Sitting in the airplane after my trip to Milan, I have the answer to my question: What Enneagram type is Italy, according to Italians? However, the process of arriving at the answer was just as interesting as the answer itself.

Prior to my three days of recent work in Italy, I had two full days to get used to the time zone and to ask many savvy Italians who know the Enneagram this very question. In fact, I asked them while in three different settings.

Setting 1: Pistachio Gelato

I was having lunch with three women at the home-cooking style restaurant that has a farm and garden so that almost all their ingredients are home grown. The restaurant makes its own gelato, and I had the best pistachio gelato I have ever tasted in my life, complete with totally natural flavor and chunks of nuts. Oh, my!
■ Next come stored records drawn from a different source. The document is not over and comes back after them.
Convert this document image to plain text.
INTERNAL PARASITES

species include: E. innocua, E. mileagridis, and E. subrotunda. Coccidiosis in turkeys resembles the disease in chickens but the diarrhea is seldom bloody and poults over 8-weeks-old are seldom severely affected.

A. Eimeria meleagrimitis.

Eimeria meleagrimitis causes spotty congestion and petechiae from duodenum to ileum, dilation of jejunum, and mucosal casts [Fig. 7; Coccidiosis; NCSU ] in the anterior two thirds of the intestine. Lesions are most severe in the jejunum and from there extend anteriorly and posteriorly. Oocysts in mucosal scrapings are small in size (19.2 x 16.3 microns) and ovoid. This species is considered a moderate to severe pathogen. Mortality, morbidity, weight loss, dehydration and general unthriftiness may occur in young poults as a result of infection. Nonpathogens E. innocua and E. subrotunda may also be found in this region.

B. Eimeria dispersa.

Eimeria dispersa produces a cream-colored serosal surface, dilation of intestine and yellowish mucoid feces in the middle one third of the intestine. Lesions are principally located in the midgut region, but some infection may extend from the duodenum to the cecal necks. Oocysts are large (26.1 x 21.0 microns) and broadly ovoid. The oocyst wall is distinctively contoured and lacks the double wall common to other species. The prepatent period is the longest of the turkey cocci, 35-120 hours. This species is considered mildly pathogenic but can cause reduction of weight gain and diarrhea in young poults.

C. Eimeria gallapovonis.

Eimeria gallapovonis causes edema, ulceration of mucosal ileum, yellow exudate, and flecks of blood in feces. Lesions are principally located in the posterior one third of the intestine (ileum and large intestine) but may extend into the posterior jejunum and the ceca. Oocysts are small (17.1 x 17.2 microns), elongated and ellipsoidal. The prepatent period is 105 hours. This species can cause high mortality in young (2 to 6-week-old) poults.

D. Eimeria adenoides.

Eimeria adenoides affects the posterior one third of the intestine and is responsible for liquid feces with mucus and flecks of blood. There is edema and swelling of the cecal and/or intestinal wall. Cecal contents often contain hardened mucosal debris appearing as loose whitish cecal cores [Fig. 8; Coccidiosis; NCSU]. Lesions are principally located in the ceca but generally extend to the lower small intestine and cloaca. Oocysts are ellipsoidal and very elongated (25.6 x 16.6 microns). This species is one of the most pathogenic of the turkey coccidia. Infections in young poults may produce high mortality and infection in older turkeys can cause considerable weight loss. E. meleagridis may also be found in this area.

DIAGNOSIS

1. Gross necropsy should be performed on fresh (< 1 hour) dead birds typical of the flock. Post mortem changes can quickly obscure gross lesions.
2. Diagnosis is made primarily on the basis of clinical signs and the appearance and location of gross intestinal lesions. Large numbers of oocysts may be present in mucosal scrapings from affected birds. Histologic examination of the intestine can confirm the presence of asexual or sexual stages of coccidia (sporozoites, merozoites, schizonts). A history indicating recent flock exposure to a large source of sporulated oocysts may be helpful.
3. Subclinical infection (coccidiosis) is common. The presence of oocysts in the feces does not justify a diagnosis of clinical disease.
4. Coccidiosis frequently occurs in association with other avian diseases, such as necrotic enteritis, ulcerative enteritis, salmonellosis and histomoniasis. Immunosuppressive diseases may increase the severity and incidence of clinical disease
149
Setting 2: Drink, Eat, Shop

Shopping in Milan with 2 lovely women whose job it was to keep me company, keep me awake on my first day in Italy so I did not succumb to jet lag, and show me the good local shops for Italian clothing. And what a job they did – Italian coffee, delicious pizza, and such fun shopping!

Setting 3: Lake Como

Dinner at a restaurant in the hills overlooking Lake Como, with a group of very thoughtful Enneagram professionals (2 women; 5 men), plus wine and local cuisine. Not too bad!  This group discussed the issue of Italy’s Enneagram type for a long time.

And here’s what all of the above groups said, and they all said the same things in the same order:

·       Wow, good question.

·       I don’t know. Let me think. Hmmm.

·       You can’t say so easily because the North of Italy is so different from the South. Really, every part of Italy is different from every other part.

·       We are enthusiastic and exceptionally individualistic, only emphasizing the group when it is our family group. Other groups, town, and cities, we distrust. We are generally quite suspicious of others.

·       But we are also a young country (150 years old), so maybe we are still forming or are in our adolescence.

·       Italy feels warm but not really deeply warm. Italy is warm in a cerebral way, like a Seven.

·       Seven does fit best; energetic, individualistic, lively, and we don’t like so many rules.

·       We are very creative in many ways: cooking, the arts, architecture, design, and clothing. This fits with Seven.

And then, all three groups separately came to the same tentative conclusion: Italy as a whole is most likely an Enneagram type Seven culture with a Six wing, but the Southern part of Italy could be more like an Enneagram Two.

Italy may actually be a social subtype Seven culture, where the passion of gluttony is held back – at least to a degree – in service of the group. These counter-subtypes for each type – and the social subtype is the countertype for Seven – make it harder to see type right way, but it does seem that Italians sacrifice the immediate gratification of what they want as individuals for the sake of the family, the church, etc. Interestingly, individuals who are social subtype Sevens sometimes confuse themselves with Twos because of their sacrifice for others. However, social Sevens only sacrifice momentarily, then turn around and pursue their own need for gratification!

That Italy is likely an enneatype Seven was also evident during the first of my three programs, during which I had type groups discuss, then create a demonstration, of their type-based communication style. As many people know, Italians normally talk with an overlapping conversational style, during which people talk on top of one another before waiting until the speaker has finished a complete thought. This is also how Sevens talk, but I hadn’t perceived the Italian conversation mode as a Seven until I observed how the individuals of different types communicate when they are with others of their own type. In the demonstrations, no other type except the Sevens engaged in overlapping conversations. So there it was right in front of me!

Am I sure Italy is a Seven culture? No, and neither are they, but it is a good guess!